Volvamos a las censuras de 1957, un artista reconocido en todo el
mundo cantaba en un parque de diversiones en el baldío de un barrio de
pocos habitantes...

Su seudónimo: Hugo del Carril, hasta hoy no he encontrado peronista ni
antiperonista de buena laya que no reconozca su integridad.

La dueña del Parque de diversiones nos reservó una privilegiada
primera fila desde donde mis ojos admiraban a un señor del que papá
hablaba con respeto cariñoso.  Y Hugo llega al límite de la arena y me
levanta en sus brazos para continuar actuando de esa manera y me
acerca un viejo micrófono, artefacto que en mi más tierna infancia no
era desconocido en absoluto.

¿Qué pudo pedirle este mocoso malcriado?

-¡Cante la Marcha Peronista, Hugo!-

Quisiera congelar el relato en la sonrisa y el beso que me dio, no
puedo recordarlo, pero seguro que con los ojos humedecidos. Porque esa
marcha era la persecución, la cárcel en cuyo calabozo la entonaba a
voz en cuello para sus compañeros enjaulados por idealistas.  No en
vano otros que la habían grabado también para congraciarse con el
gobierno luego denunciarían improbables presiones para "zafar" ante el
nuevo régimen

Y HUGO DEL CARRIL CANTÓ "LA MARCHITA" con riesgo de fastidiar a los
presentes, o tal vez a algún "milico" que con uniforme policial nos
cuidaban a todas horas. De muchas cosas.

Un pibe de tres años, que no guardaba más recuerdo del peronismo que
los "libertadores" bombardeos fratricidas a la Plaza de Mayo sirvió de
escudo para que todo terminase felizmente esa noche.
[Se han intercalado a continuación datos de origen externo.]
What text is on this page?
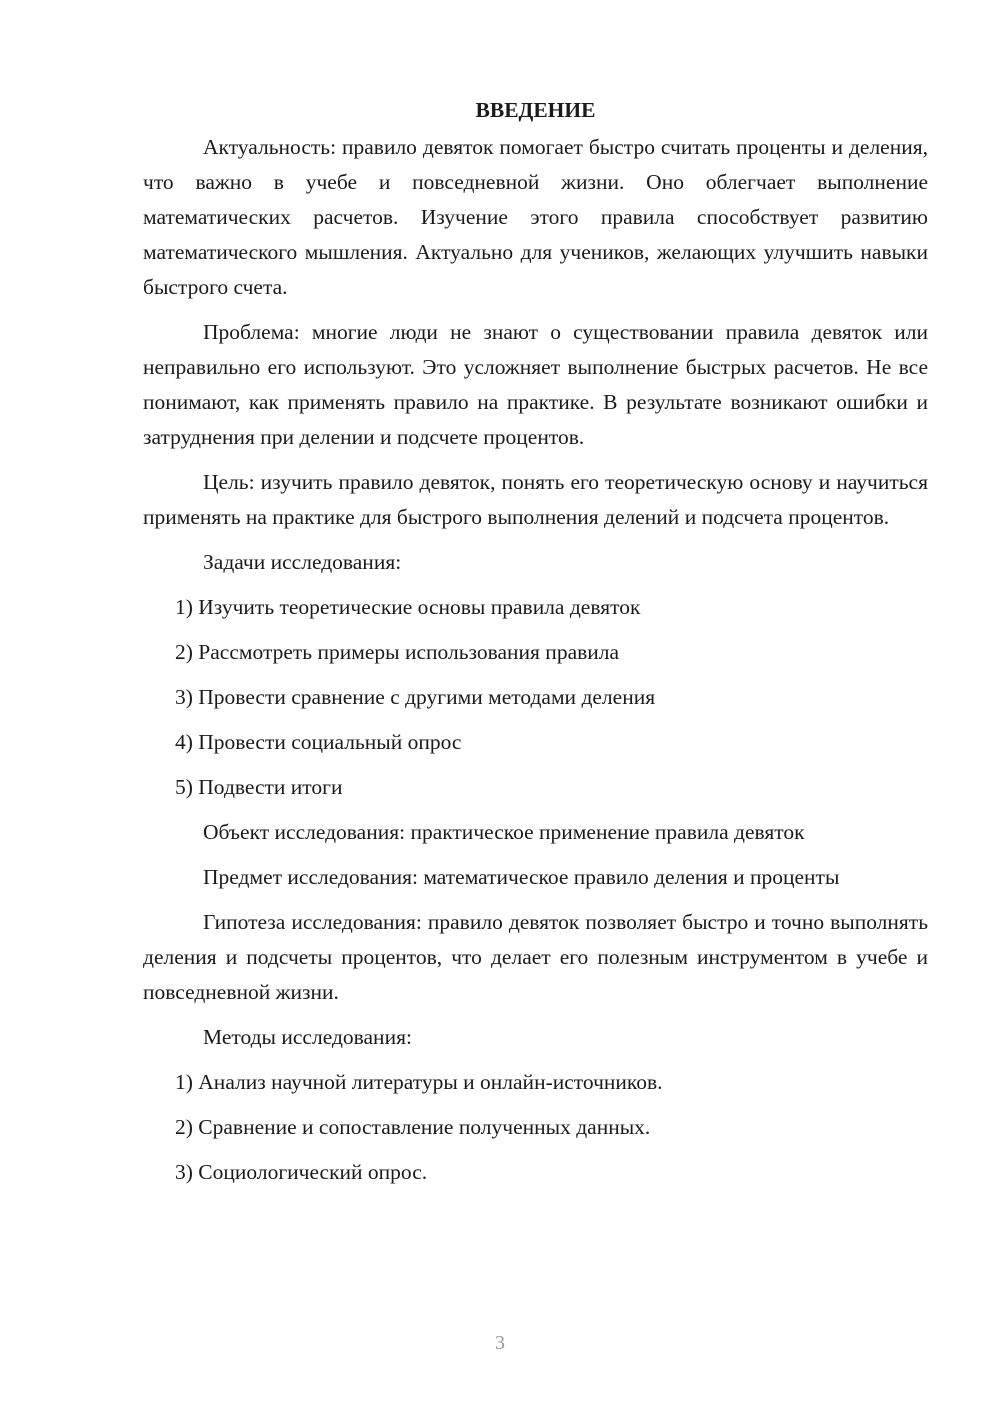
ВВЕДЕНИЕ

Актуальность: правило девяток помогает быстро считать проценты и деления, что важно в учебе и повседневной жизни. Оно облегчает выполнение математических расчетов. Изучение этого правила способствует развитию математического мышления. Актуально для учеников, желающих улучшить навыки быстрого счета.

Проблема: многие люди не знают о существовании правила девяток или неправильно его используют. Это усложняет выполнение быстрых расчетов. Не все понимают, как применять правило на практике. В результате возникают ошибки и затруднения при делении и подсчете процентов.

Цель: изучить правило девяток, понять его теоретическую основу и научиться применять на практике для быстрого выполнения делений и подсчета процентов.

Задачи исследования:

1) Изучить теоретические основы правила девяток
2) Рассмотреть примеры использования правила
3) Провести сравнение с другими методами деления
4) Провести социальный опрос
5) Подвести итоги

Объект исследования: практическое применение правила девяток

Предмет исследования: математическое правило деления и проценты

Гипотеза исследования: правило девяток позволяет быстро и точно выполнять деления и подсчеты процентов, что делает его полезным инструментом в учебе и повседневной жизни.

Методы исследования:

1) Анализ научной литературы и онлайн-источников.
2) Сравнение и сопоставление полученных данных.
3) Социологический опрос.
3
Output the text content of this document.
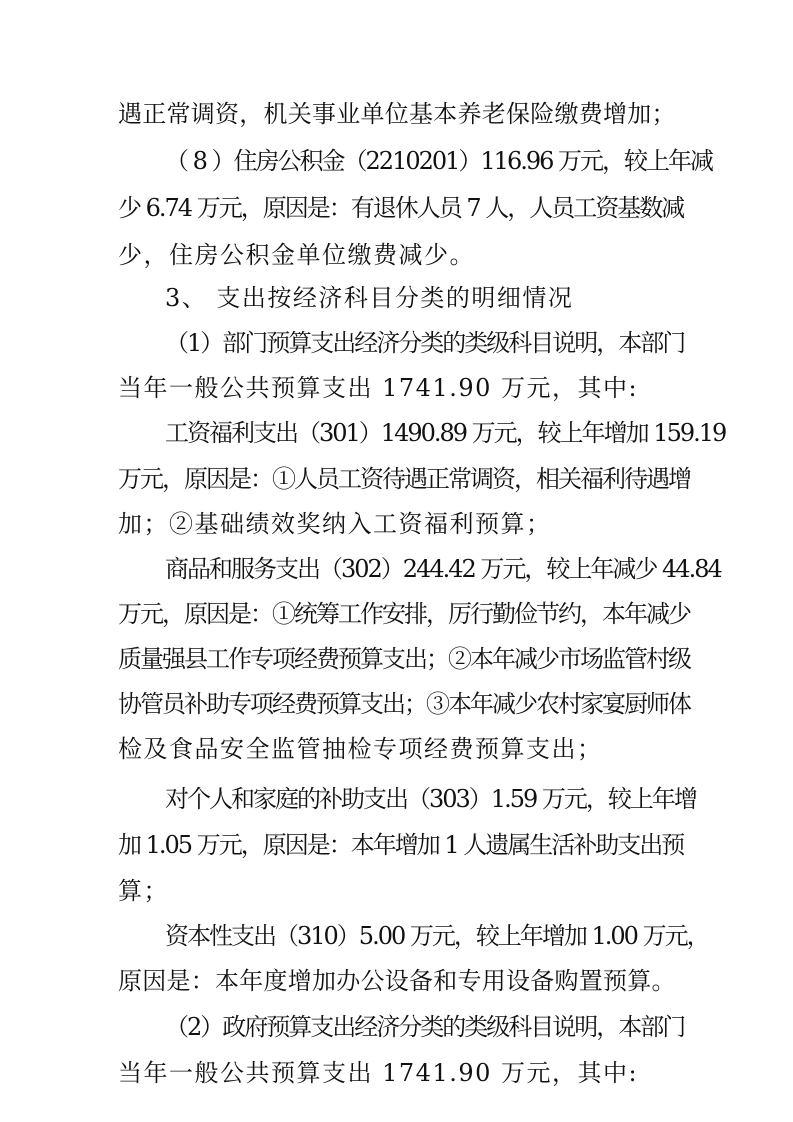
遇正常调资，机关事业单位基本养老保险缴费增加；
（ 8 ）住房公积金（2210201）116.96 万元，较上年减
少 6.74 万元，原因是：有退休人员 7 人，人员工资基数减
少，住房公积金单位缴费减少。
3、 支出按经济科目分类的明细情况
（1）部门预算支出经济分类的类级科目说明，本部门
当年一般公共预算支出 1741.90 万元，其中:
工资福利支出（301）1490.89 万元，较上年增加 159.19
万元，原因是：①人员工资待遇正常调资，相关福利待遇增
加；②基础绩效奖纳入工资福利预算；
商品和服务支出（302）244.42 万元，较上年减少 44.84
万元，原因是：①统筹工作安排，厉行勤俭节约，本年减少
质量强县工作专项经费预算支出；②本年减少市场监管村级
协管员补助专项经费预算支出；③本年减少农村家宴厨师体
检及食品安全监管抽检专项经费预算支出；
对个人和家庭的补助支出（303）1.59 万元，较上年增
加 1.05 万元，原因是：本年增加 1 人遗属生活补助支出预
算；
资本性支出（310）5.00 万元，较上年增加 1.00 万元，
原因是：本年度增加办公设备和专用设备购置预算。
（2）政府预算支出经济分类的类级科目说明，本部门
当年一般公共预算支出 1741.90 万元，其中:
Años más tarde, aprendí que "si se calla el cantor" puede conseguir
nuevos contratos, manejar autos lujosos, lucir caras residencias y
saltar como mono en algún estadio de la mano con los traidores al
pueblo. Pero entonces ya era adulto y prometí dos recuerdos de niñez.
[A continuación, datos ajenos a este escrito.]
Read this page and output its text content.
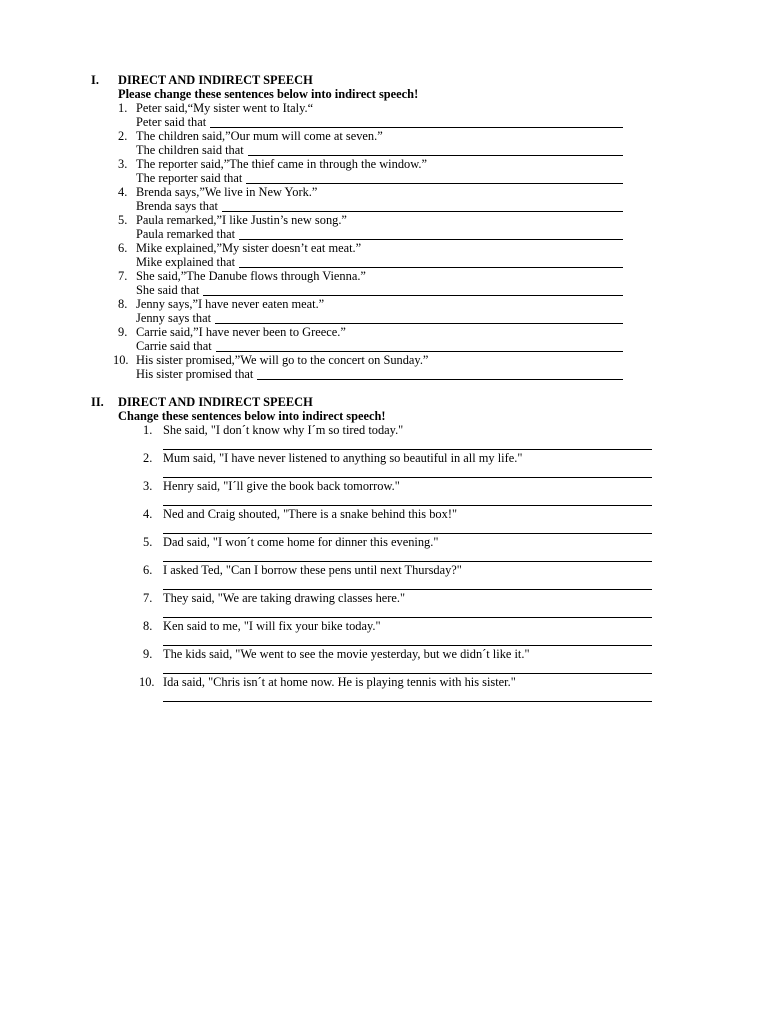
I. DIRECT AND INDIRECT SPEECH
Please change these sentences below into indirect speech!
1. Peter said,“My sister went to Italy.“
Peter said that
2. The children said,”Our mum will come at seven.”
The children said that
3. The reporter said,”The thief came in through the window.”
The reporter said that
4. Brenda says,”We live in New York.”
Brenda says that
5. Paula remarked,”I like Justin’s new song.”
Paula remarked that
6. Mike explained,”My sister doesn’t eat meat.”
Mike explained that
7. She said,”The Danube flows through Vienna.”
She said that
8. Jenny says,”I have never eaten meat.”
Jenny says that
9. Carrie said,”I have never been to Greece.”
Carrie said that
10. His sister promised,”We will go to the concert on Sunday.”
His sister promised that
II. DIRECT AND INDIRECT SPEECH
Change these sentences below into indirect speech!
1. She said, "I don´t know why I´m so tired today."
2. Mum said, "I have never listened to anything so beautiful in all my life."
3. Henry said, "I´ll give the book back tomorrow."
4. Ned and Craig shouted, "There is a snake behind this box!"
5. Dad said, "I won´t come home for dinner this evening."
6. I asked Ted, "Can I borrow these pens until next Thursday?"
7. They said, "We are taking drawing classes here."
8. Ken said to me, "I will fix your bike today."
9. The kids said, "We went to see the movie yesterday, but we didn´t like it."
10. Ida said, "Chris isn´t at home now. He is playing tennis with his sister."
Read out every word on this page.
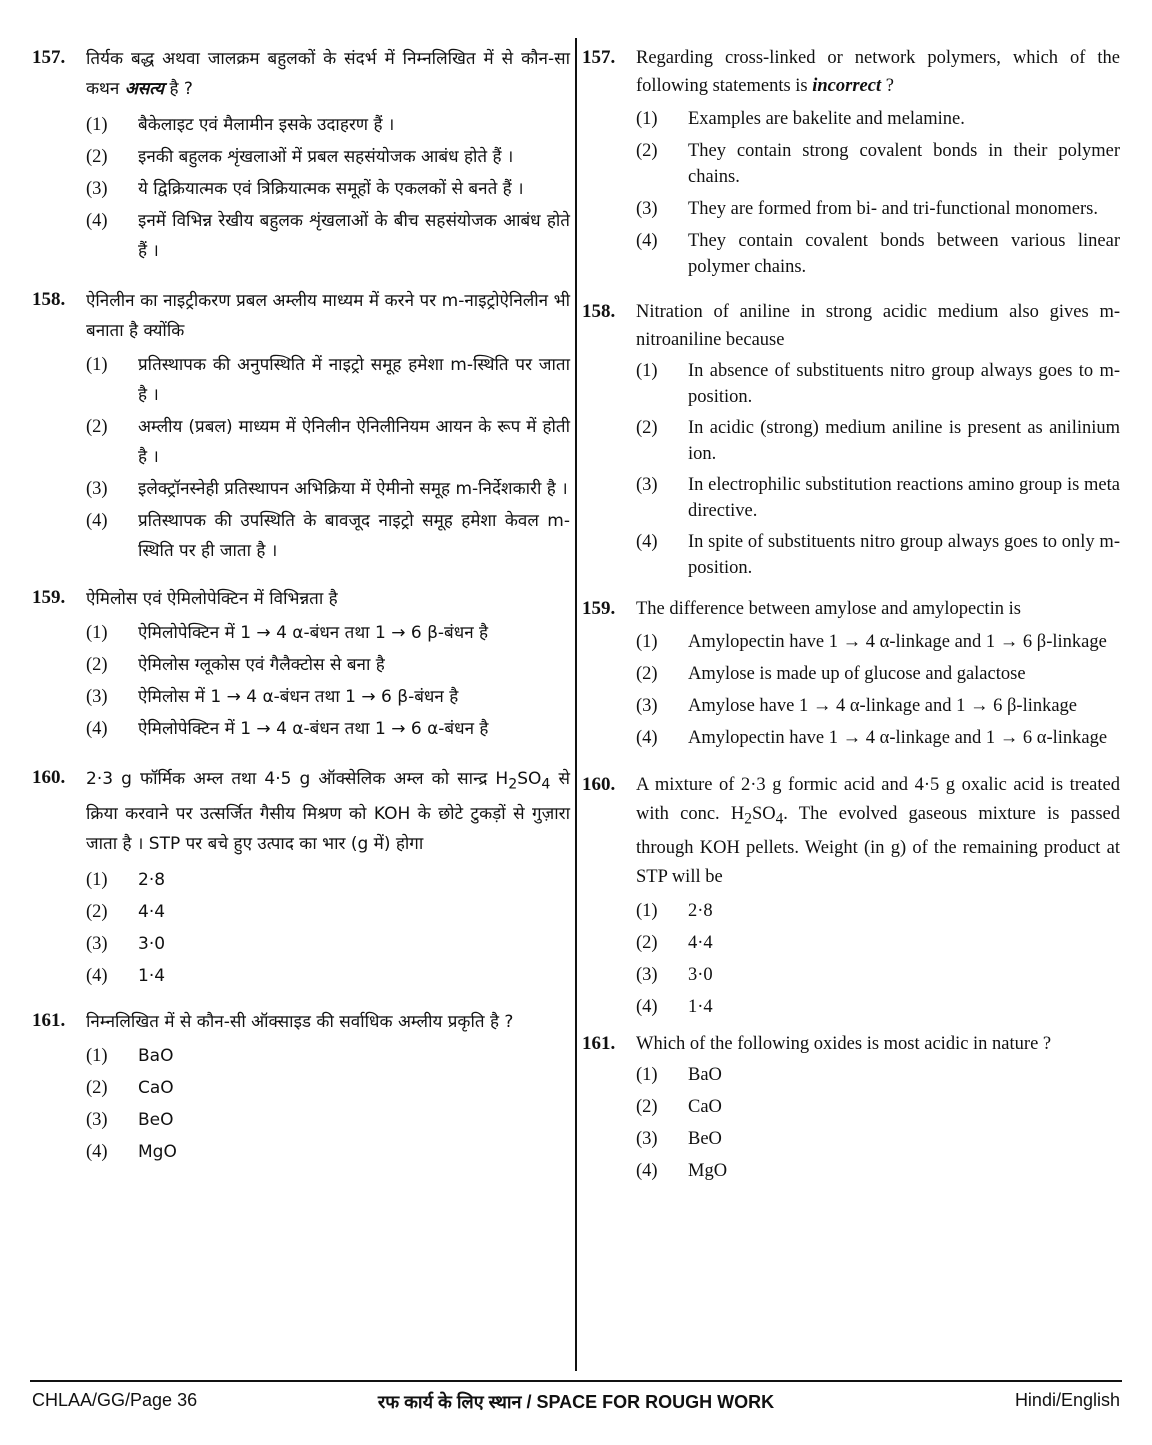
157.	तिर्यक बद्ध अथवा जालक्रम बहुलकों के संदर्भ में निम्नलिखित में से कौन-सा कथन असत्य है ?
(1)	बैकेलाइट एवं मैलामीन इसके उदाहरण हैं ।
(2)	इनकी बहुलक शृंखलाओं में प्रबल सहसंयोजक आबंध होते हैं ।
(3)	ये द्विक्रियात्मक एवं त्रिक्रियात्मक समूहों के एकलकों से बनते हैं ।
(4)	इनमें विभिन्न रेखीय बहुलक शृंखलाओं के बीच सहसंयोजक आबंध होते हैं ।
158.	ऐनिलीन का नाइट्रीकरण प्रबल अम्लीय माध्यम में करने पर m-नाइट्रोऐनिलीन भी बनाता है क्योंकि
(1)	प्रतिस्थापक की अनुपस्थिति में नाइट्रो समूह हमेशा m-स्थिति पर जाता है ।
(2)	अम्लीय (प्रबल) माध्यम में ऐनिलीन ऐनिलीनियम आयन के रूप में होती है ।
(3)	इलेक्ट्रॉनस्नेही प्रतिस्थापन अभिक्रिया में ऐमीनो समूह m-निर्देशकारी है ।
(4)	प्रतिस्थापक की उपस्थिति के बावजूद नाइट्रो समूह हमेशा केवल m-स्थिति पर ही जाता है ।
159.	ऐमिलोस एवं ऐमिलोपेक्टिन में विभिन्नता है
(1)	ऐमिलोपेक्टिन में 1 → 4 α-बंधन तथा 1 → 6 β-बंधन है
(2)	ऐमिलोस ग्लूकोस एवं गैलैक्टोस से बना है
(3)	ऐमिलोस में 1 → 4 α-बंधन तथा 1 → 6 β-बंधन है
(4)	ऐमिलोपेक्टिन में 1 → 4 α-बंधन तथा 1 → 6 α-बंधन है
160.	2·3 g फॉर्मिक अम्ल तथा 4·5 g ऑक्सेलिक अम्ल को सान्द्र $H_2SO_4$ से क्रिया करवाने पर उत्सर्जित गैसीय मिश्रण को KOH के छोटे टुकड़ों से गुज़ारा जाता है । STP पर बचे हुए उत्पाद का भार (g में) होगा
(1)	2·8
(2)	4·4
(3)	3·0
(4)	1·4
161.	निम्नलिखित में से कौन-सी ऑक्साइड की सर्वाधिक अम्लीय प्रकृति है ?
(1)	BaO
(2)	CaO
(3)	BeO
(4)	MgO
157.	Regarding cross-linked or network polymers, which of the following statements is incorrect ?
(1)	Examples are bakelite and melamine.
(2)	They contain strong covalent bonds in their polymer chains.
(3)	They are formed from bi- and tri-functional monomers.
(4)	They contain covalent bonds between various linear polymer chains.
158.	Nitration of aniline in strong acidic medium also gives m-nitroaniline because
(1)	In absence of substituents nitro group always goes to m-position.
(2)	In acidic (strong) medium aniline is present as anilinium ion.
(3)	In electrophilic substitution reactions amino group is meta directive.
(4)	In spite of substituents nitro group always goes to only m-position.
159.	The difference between amylose and amylopectin is
(1)	Amylopectin have 1 → 4 α-linkage and 1 → 6 β-linkage
(2)	Amylose is made up of glucose and galactose
(3)	Amylose have 1 → 4 α-linkage and 1 → 6 β-linkage
(4)	Amylopectin have 1 → 4 α-linkage and 1 → 6 α-linkage
160.	A mixture of 2·3 g formic acid and 4·5 g oxalic acid is treated with conc. $H_2SO_4$. The evolved gaseous mixture is passed through KOH pellets. Weight (in g) of the remaining product at STP will be
(1)	2·8
(2)	4·4
(3)	3·0
(4)	1·4
161.	Which of the following oxides is most acidic in nature ?
(1)	BaO
(2)	CaO
(3)	BeO
(4)	MgO
CHLAA/GG/Page 36	रफ कार्य के लिए स्थान / SPACE FOR ROUGH WORK	Hindi/English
El otro, también tiene que ver con la infantil confianza que mencioné
antes con los micrófonos.

De la mano de papá, debuté recitando en los festivales del vecinal
club El Triunfo un 25 de mayo de 1958, a punto de cumplir cuatro años
de edad... entonces como parte de un conjunto de arte nativo, para
después –ya solista- recibir el bautizo artístico de "prodigio" como
tributo a mi niñez.

Los festivales de los nuestro club se llevaban a cabo también para las
noches de carnaval, con la participación y la creatividad de nuestros
vecinos artistas, certamen de disfraces y las murgas de la zona que
alternaban los corsos callejeros con aquellos humildes escenarios.

Mi padre solía animar todos los festivales, de cuya organización
participaba en forma protagónica, cincuenta años después las
amarillentas fotos, las fotos en sepia lo muestran luciendo sus
mejores trajes y alguna de ella me recuerda su compañía en el
escenario para sostener el plateado micrófono a mi niña estatura.
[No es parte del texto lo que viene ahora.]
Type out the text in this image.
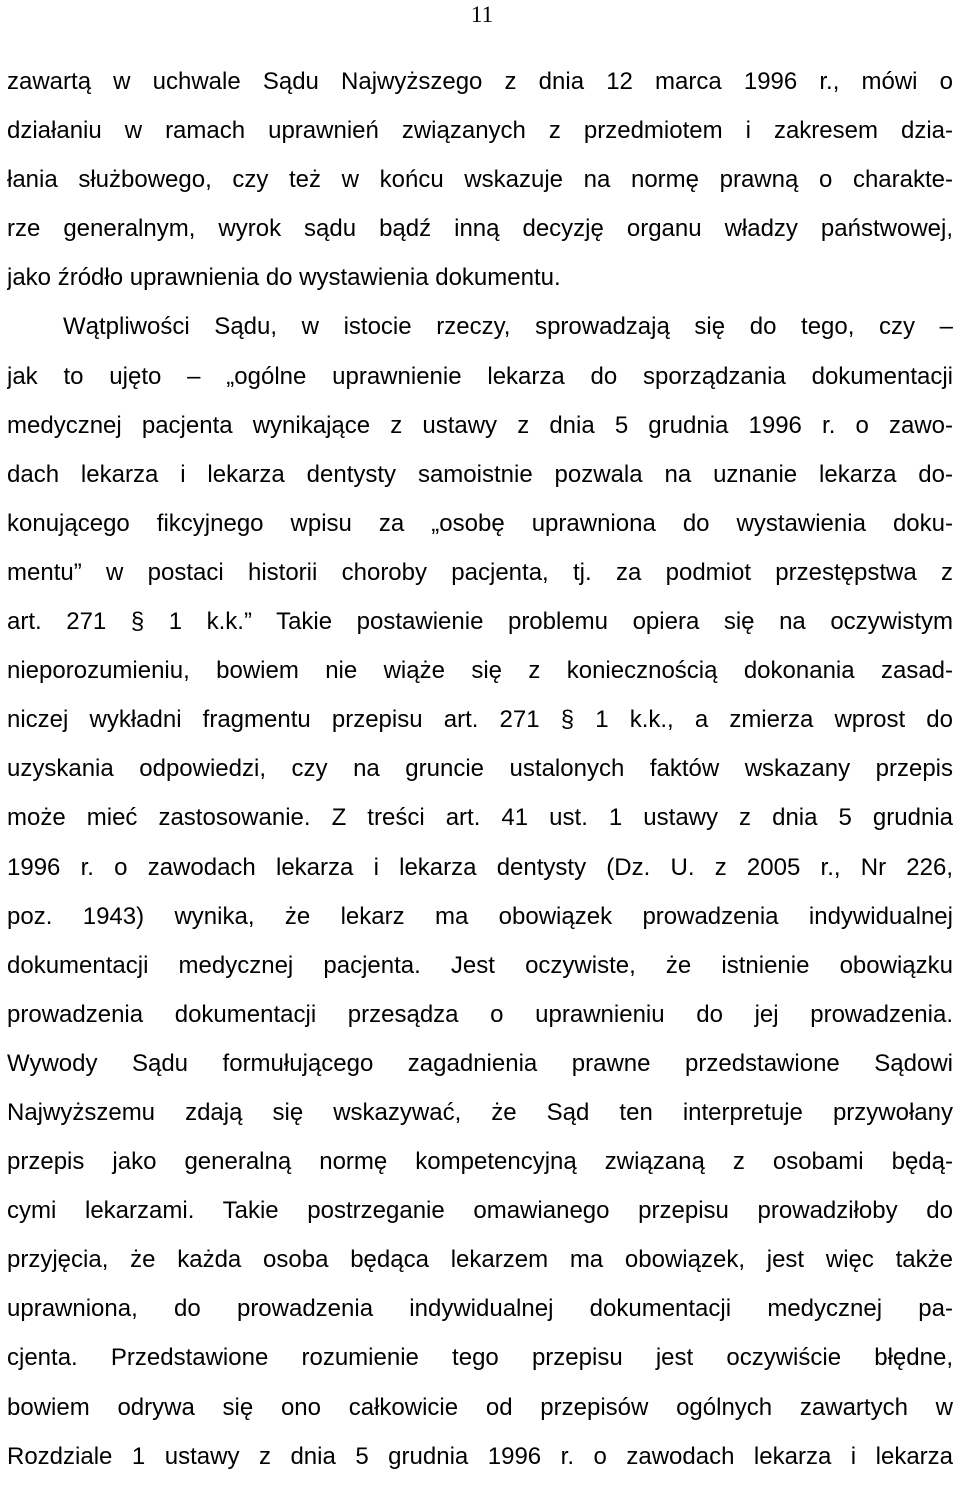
11
zawartą w uchwale Sądu Najwyższego z dnia 12 marca 1996 r., mówi o
działaniu w ramach uprawnień związanych z przedmiotem i zakresem dzia-
łania służbowego, czy też w końcu wskazuje na normę prawną o charakte-
rze generalnym, wyrok sądu bądź inną decyzję organu władzy państwowej,
jako źródło uprawnienia do wystawienia dokumentu.
Wątpliwości Sądu, w istocie rzeczy, sprowadzają się do tego, czy –
jak to ujęto – „ogólne uprawnienie lekarza do sporządzania dokumentacji
medycznej pacjenta wynikające z ustawy z dnia 5 grudnia 1996 r. o zawo-
dach lekarza i lekarza dentysty samoistnie pozwala na uznanie lekarza do-
konującego fikcyjnego wpisu za „osobę uprawniona do wystawienia doku-
mentu” w postaci historii choroby pacjenta, tj. za podmiot przestępstwa z
art. 271 § 1 k.k.” Takie postawienie problemu opiera się na oczywistym
nieporozumieniu, bowiem nie wiąże się z koniecznością dokonania zasad-
niczej wykładni fragmentu przepisu art. 271 § 1 k.k., a zmierza wprost do
uzyskania odpowiedzi, czy na gruncie ustalonych faktów wskazany przepis
może mieć zastosowanie. Z treści art. 41 ust. 1 ustawy z dnia 5 grudnia
1996 r. o zawodach lekarza i lekarza dentysty (Dz. U. z 2005 r., Nr 226,
poz. 1943) wynika, że lekarz ma obowiązek prowadzenia indywidualnej
dokumentacji medycznej pacjenta. Jest oczywiste, że istnienie obowiązku
prowadzenia dokumentacji przesądza o uprawnieniu do jej prowadzenia.
Wywody Sądu formułującego zagadnienia prawne przedstawione Sądowi
Najwyższemu zdają się wskazywać, że Sąd ten interpretuje przywołany
przepis jako generalną normę kompetencyjną związaną z osobami będą-
cymi lekarzami. Takie postrzeganie omawianego przepisu prowadziłoby do
przyjęcia, że każda osoba będąca lekarzem ma obowiązek, jest więc także
uprawniona, do prowadzenia indywidualnej dokumentacji medycznej pa-
cjenta. Przedstawione rozumienie tego przepisu jest oczywiście błędne,
bowiem odrywa się ono całkowicie od przepisów ogólnych zawartych w
Rozdziale 1 ustawy z dnia 5 grudnia 1996 r. o zawodach lekarza i lekarza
La noche que quiero memorar comienza como todas las de carnaval, con
sus entretenimientos hasta la hora en que llegaran las murgas a
colaborar con su cuota de picardía y doble intención con la fiesta
familiar.

Aunque no todo eran las coplillas de doble sentido.  El uso de letras
satíricas en melodías populares era también un refugio para que la
cultura popular expresara políticamente lo que estaba prohibido opinar
en los medios de difusión.  Y transgredir con el nombre de los íconos
depuestos por las leyes que pretendían borrarlos.

Mi padre anunciaba los distintos números y sorteos, aunque él y el
resto de la gente tenían un oído atento a los ecos de un corso a menos
de un Kilómetro.  La dirección del viento en el descampado permitía
controlar cuándo la murga finalizaba su presentación allí, anticipando
su próxima escala en nuestro club.

Y un viento del sur nos trajo la secuencia cuya duración fue más breve
que esta puesta en palabras:

La algarabía de los asistentes al corso vecino, el coro de las
canciones murgueras.

Y, sin solución de continuidad un frío silencio de muerte, que segó la
alegría popular.

Creo que no escuchamos el disparo.

Creo que alguien llegó corriendo a avisar que la murga no vendría a El Triunfo.

Demudado, contó que el solista había cantado al General Perón y a Evita.

Y fue su último canto.

Por decreto, ya lo dije, no se los podía nombrar.  Aunque los decretos
eran de elástica aplicación en un barrio, si bien vecino a la capital,
de escasa o nula conexión con los centros de poder, en Ciudad de
Buenos Aires o La Plata.

Un uniformado de La Bonaerense, desenfundó y disparó a quemarropa
contra el anónimo cantor.

No lo envalentonaron sus convicciones libertadoras.  Ni su odio al
tirano prófugo.  Si no él –arriesgo- la mayoría de su familia sería
peronista.*

Simplemente el dedo que accionó el gatillo estaba nervioso por la
carnavalera ingesta de demasiado alcohol.



Octubre de 2007



*Por aquellos tiempos, por ejemplo en Ciudad Evita, los actos de la
resistencia incluían la exhibición de películas clandestinas.
Solíamos entrar a aquellos grandes tinglados mirando de reojo a los
policías que podrían haber prohibido con cualquier pretexto esas
actividades.

Más de una vez, sorprendimos a los mismos bonaerenses, al abrigo de la
oscuridad de la sala, musitando la Marcha Peronista, visiblemente
emocionados.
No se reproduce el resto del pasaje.